In short, scientists extract the T cells from a patient's immune system, retrain them to better target and kill cancer cells, and then reintroduce them into the patient's body. While there are many studies out there that suggest this methodology is quite effective, the one downside is that its quite expensive. In many cases, certain CAR-T therapies cost almost half-a-million dollars per patient.
For biotech companies developing CAR-T treatments; however, this presents a pretty significant opportunity. With some research suggesting that the CAR-T therapy market could hit $13.6 billion by 2026 (with an annual growth rate of around 56%), that's a tremendous growth opportunity for companies like Adaptimmune.
Of course, considering how lucrative this market could be, there are a number of CAR-T drugs currently in development. Two such drugs having already been approved by the Food and Drug Administration (FDA), that being Gilead's Yescarta and Novartis' Kymriah.
What else does Adaptimmune have on the table?
ADP-A2M4 is primarily being developed as a synovial sarcoma treatment but has two other trials testing its effectiveness in treating multiple solid tumors. The most notable of which is a phase 1 trial that was scheduled to finish enrollment in the seccond quarter. Other cancer indications besides synovial sarcoma that ADP-A2M4 will be tested for include ovarian, gastric, urothelial, and non-small cell lung cancer tumors, among others.
However, Adaptimmune doesn't much much else going for it at the moment besides its flagship drug candidate. The company has a few other candidates currently in preclinical testing, like ADP-A2AFP and ADP-A2M10, but little else.
Looking at the financials
As mentioned before, Adaptimmune Therapeutics carries a remarkably high valuation – a market cap of $1.7 billion – with just $761,000 in revenue for its first fiscal quarter. In comparison, net losses came in at $28.2 million for the quarter.
While that might seem pretty bad, that's pretty much on par for the course when it comes to early-stage biotech stocks. Since most of Adaptimmune's drug candidates are still in preclinical or early clinical testing, it's still going to take years before they can apply for FDA approval, let alone hit the market.
As such, the real question financially is whether Adaptimmune has enough cash to last for the next few years. Looking at its balance sheet, the company has $86.4 million in cash and another $110 million in marketable securities. At its current rate of cash burn, that wouldn't be enough to last a couple of years at most.
However, Adaptimmune just recently finished a public stock offering, raising $242.8 million in the process.
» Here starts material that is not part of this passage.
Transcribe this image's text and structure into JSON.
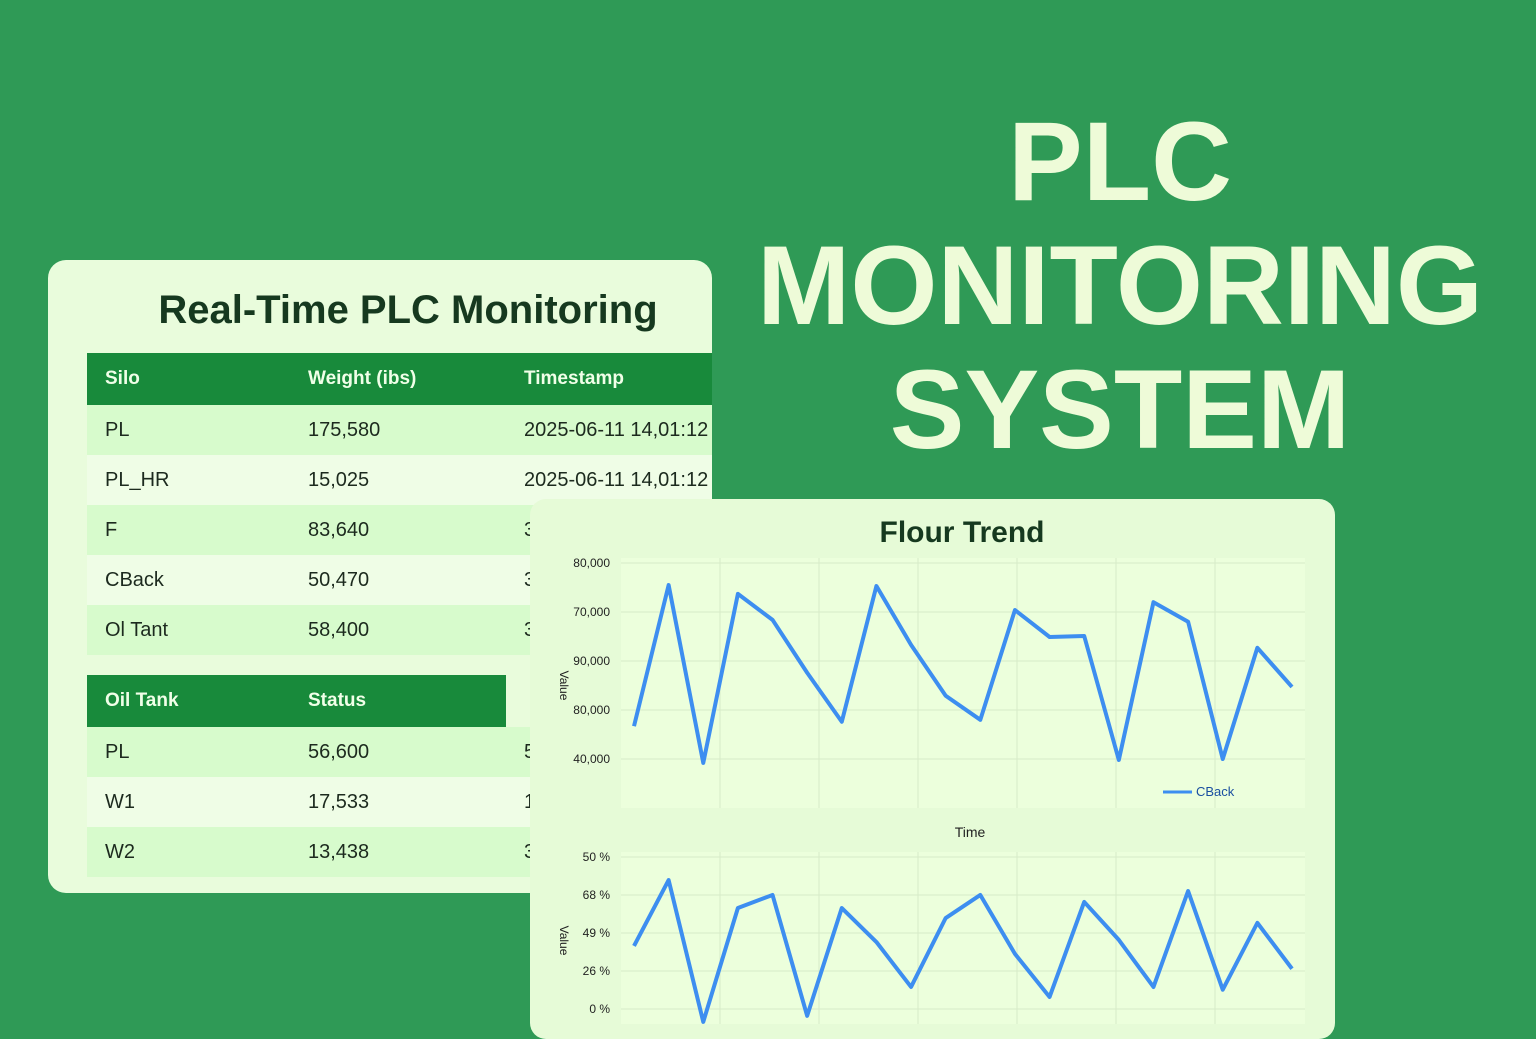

With this extra cash on hand, investors shouldn't worry too much about Adaptimmune possibly running out of money.
What's the verdict?
Shares of Adaptimmune more than doubled in late May when the company announced its early clinical trial results, and it wouldn't be surprising if the same happens in the future. However, investors shouldn't forget that nothing's certain in the world of early-stage biotech stocks. Plenty of highly promising candidates have flopped in later trials, and the same could happen with Adaptimmune's ADP-A2M4.
To put that into perspective, a 2018 study from the Massachusetts Institute of Technology (MIT) found that only 14% of all drugs that start clinical trials end up winning FDA approval. Those odds are far from appealing.
There's a fine line between investing in a promising pipeline versus speculating on a drug's possible success rate. Considering how early in the development process Adaptimmune's candidates are right now, there's way too much uncertainty to say for sure how things will work out for the company. Instead, keep this stock on your radar for the next year or two and see how its clinical trials are doing then.